Op 12 april 2019 ondertekenden het Verbond van Verzekeraars, de NVGA, Stichting SIVI en softwareleveranciers, waaronder ANVA en Solera, een letter of intent om te starten met de verbetering van datakwaliteit in de verzekeringsbranche. In gesprek met Jaap de Louw (directeur intermediaire distributie bij Avéro Achmea) en Jorg Roodbeen (CEO bij Klap Verzekeringsmakelaar) spreken we over de noodzaak van deze verbetering.
In 2013 heeft De Nederlandsche Bank (DNB) een assessment gehouden waarbij uit toetsing van rapportages bleek dat de verzekeraars in het volmachtkanaal niet voldeden aan de vereisten rond datavastlegging. Naast dat het van groot belang is dat we controle behouden over de kwaliteit van data, moet men ook het portefeuillemanagement goed kunnen uitvoeren”, start Jaap de Louw. Het behoud van datakwaliteit is niet alleen nodig om te voldoen aan de toetsing door DNB, maar ook om als volmacht de juiste terugkoppeling te kunnen geven aan een verzekeraar.
Door deze constatering startten de uitbestedende verzekeraars in 2014 met het vormen van de Werkgroep Datakwaliteit Volmachten om de op dat moment 14 miljoen onderkende data issues zoveel mogelijk terug te brengen. Daarbij werd bijvoorbeeld een cataloguswaarde behorende bij een autoverzekering of een postcode bij een opstalverzekering aangevuld. Dit type harde, ontbrekende data zorgde ervoor dat een herverzekeraar geen cumulatierisico kon bepalen en een verzekeraar niet aan zijn verplichting in het risicoverslag richting DNB kon voldoen. Jaap: “Ondanks dat we in ruim drie jaar tijd enorm veel data issues hebben kunnen oplossen bleek de medewerking vanuit de branche nog te vrijblijvend. Met deze boodschap ben ik in 2017 teruggegaan naar het Verbond en de NVGA. Er is destijds met veel energie gewerkt en we hebben zo’n 60 procent terug kunnen brengen, maar de eindstreep zouden we op deze manier niet bereiken”.

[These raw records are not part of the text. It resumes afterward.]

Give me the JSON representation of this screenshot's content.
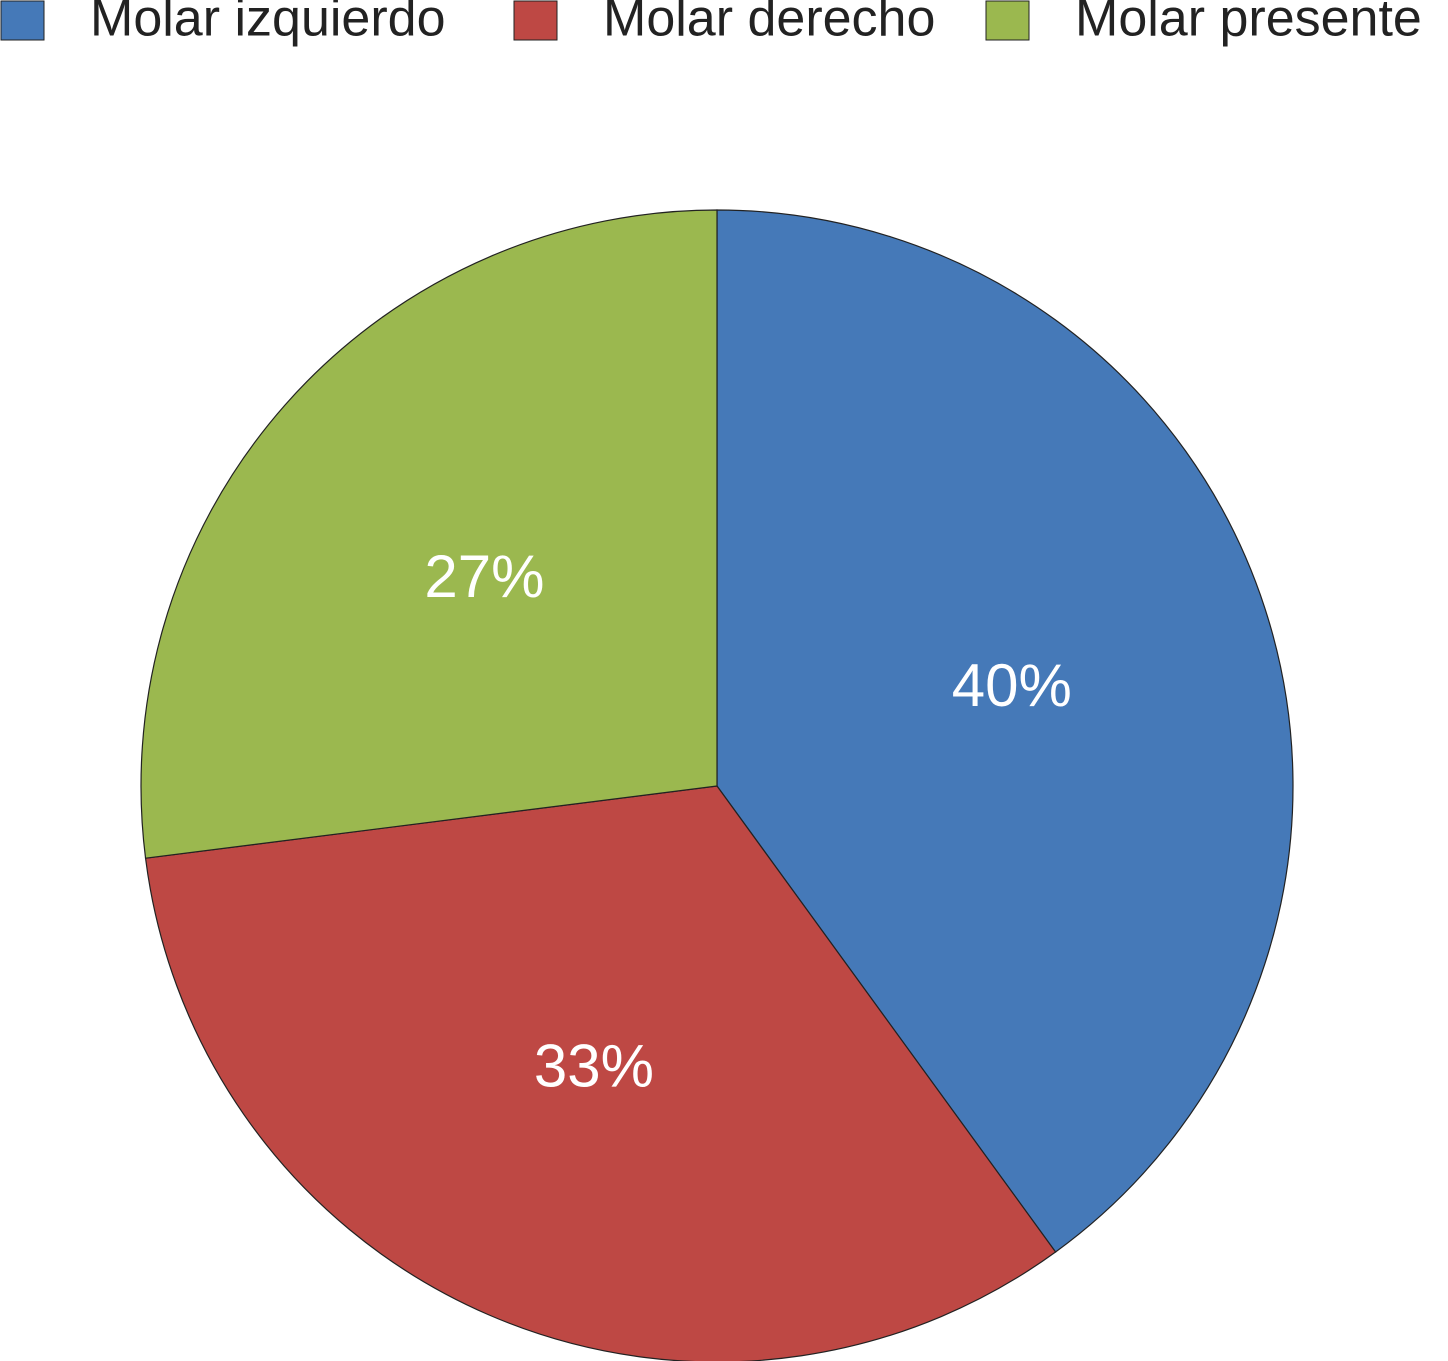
{
  "chart_data": {
    "type": "pie",
    "categories": [
      "Molar izquierdo",
      "Molar derecho",
      "Molar presente"
    ],
    "values": [
      40,
      33,
      27
    ],
    "value_labels": [
      "40%",
      "33%",
      "27%"
    ],
    "colors": [
      "#4579b8",
      "#be4844",
      "#9bb84f"
    ],
    "legend": "top"
  }
}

Project UIV is niet het eerste traject dat zich richt op de datakwaliteit binnen de verzekeringsbranche. “De overtuiging van alle partijen in de keten en het geloof in een duurzaam voortbestaan maakt dit traject anders dan anders”, vertelt Jorg Roodbeen. “Dat kan niet vanaf één kant, daar hebben we alle partijen voor nodig. Bovendien willen we, los van politieke belangen, het probleem op een duurzame manier voor eens en altijd oplossen. Onze ideeën, plannen en constateringen zijn uitgewerkt in een definitieve inrichting van de stichting en de financiering”. Door inzichtelijk te maken wat het project UIV inhoudt en hoeveel tijd en middelen het kost kon het totaalbedrag aan de hand van een objectieve formule omgeslagen worden tot een bedrag per deelnemer. Jorg: “Op deze uitwerking hebben nagenoeg alle verzekeraars en volmachten aangegeven hun bijdrage te leveren. Aanvullend investeren systeemhuizen in de aanpassing van de software. Ik ben blij te zien dat de volmachtmarkt inziet dat dit een bijdrage is die we moeten leveren én dat dit waar naar zijn geld is”.

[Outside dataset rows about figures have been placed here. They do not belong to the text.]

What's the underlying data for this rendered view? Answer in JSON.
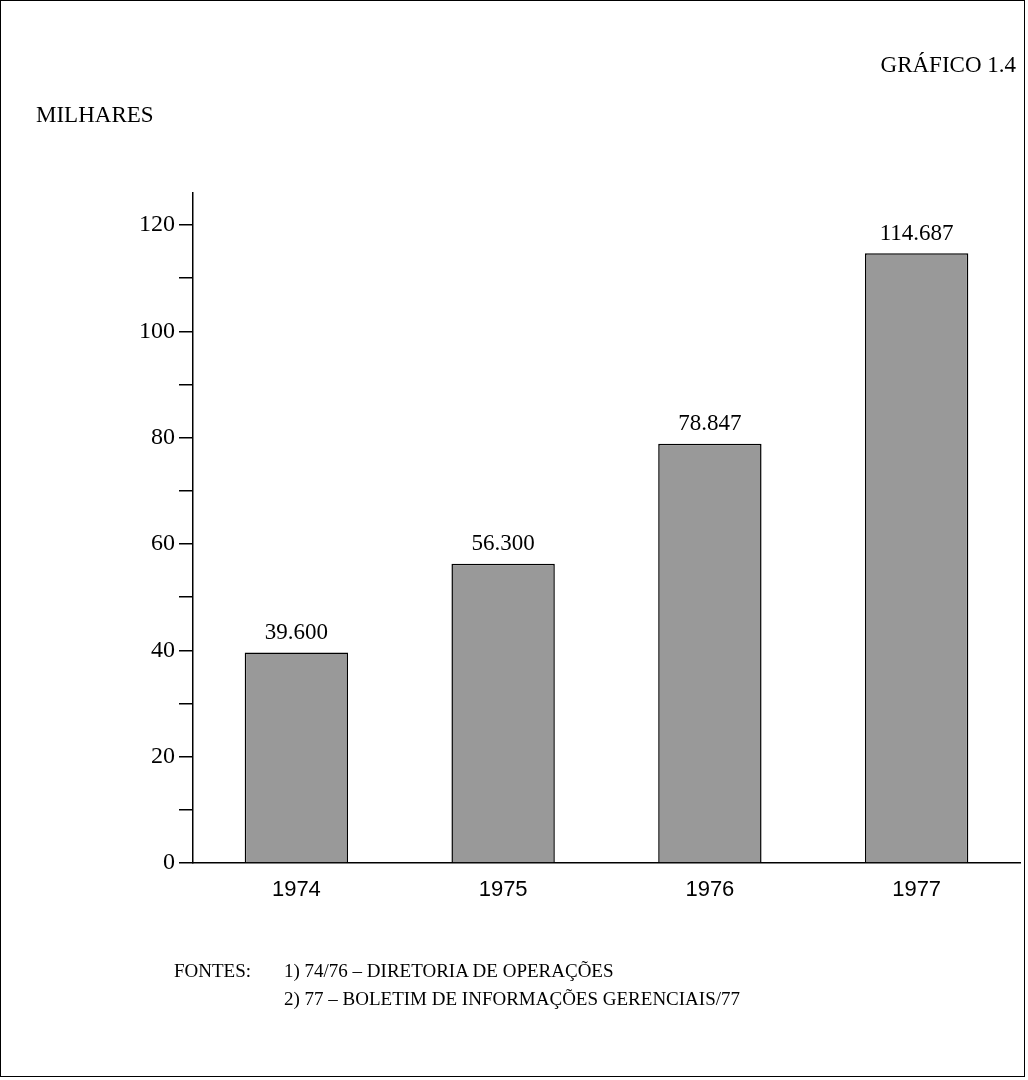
{
  "chart_data": {
    "type": "bar",
    "title": "GRÁFICO 1.4",
    "ylabel": "MILHARES",
    "categories": [
      "1974",
      "1975",
      "1976",
      "1977"
    ],
    "values": [
      39.6,
      56.3,
      78.847,
      114.687
    ],
    "value_labels": [
      "39.600",
      "56.300",
      "78.847",
      "114.687"
    ],
    "color": "#999999",
    "ylim": [
      0,
      126
    ],
    "yticks": [
      0,
      {
        "value": 10,
        "label": null
      },
      20,
      {
        "value": 30,
        "label": null
      },
      40,
      {
        "value": 50,
        "label": null
      },
      60,
      {
        "value": 70,
        "label": null
      },
      80,
      {
        "value": 90,
        "label": null
      },
      100,
      {
        "value": 110,
        "label": null
      },
      120
    ],
    "grid": false,
    "legend": false,
    "annotations": [
      "FONTES:",
      "1) 74/76 – DIRETORIA DE OPERAÇÕES",
      "2)  77 – BOLETIM DE INFORMAÇÕES GERENCIAIS/77"
    ]
  }
}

ANVA is een belangrijke partij bij de uitwerking van de route binnen dit programma. Jaap: ‘’ANVA’s directeur Roel van Dijk haakte in het begin van dit traject zeer constructief aan bij de uitwerking van Stichting SIVI, dat was geweldig! Door deze snelle schakeling besloten we al snel dat we ook de andere systeemhuizen konden benaderen. De samenwerkingen met systeemhuizen waarderen wij enorm. We realiseren ons goed dat we een groot appel doen op ieders flexibiliteit en jaarkalender”.
Dat Jaap aan de start van de Werkgroep Datakwaliteit Volmachten het verloop van het project UIV niet verwacht had is logisch. “Nog altijd voelt deze samenwerking als een intellectuele uitdaging en ik denk dat mijn mede-stichtingsbestuursleden dat ook zo voelen. Ik ben trots op de resultaten die we tot nu toe behaald hebben en de vele successen waarvan ik overtuigd ben dat ze nog volgen. Dit traject gaat heel veel effifficiëntie opleveren”. Jorg sluit zich daar bij aan: “In eerste instantie voelt het als veel werk waar niet om gevraagd is. Primair levert het ons allen een duurzame volmachtsmarkt met een toekomst op, dat lijkt mij het meest fundamentele. Bovendien is het onderdeel geworden van de kwaliteitsnormering van de NVGA. Wacht dus niet lang meer, start morgen en pak het gedisciplineerd aan!”.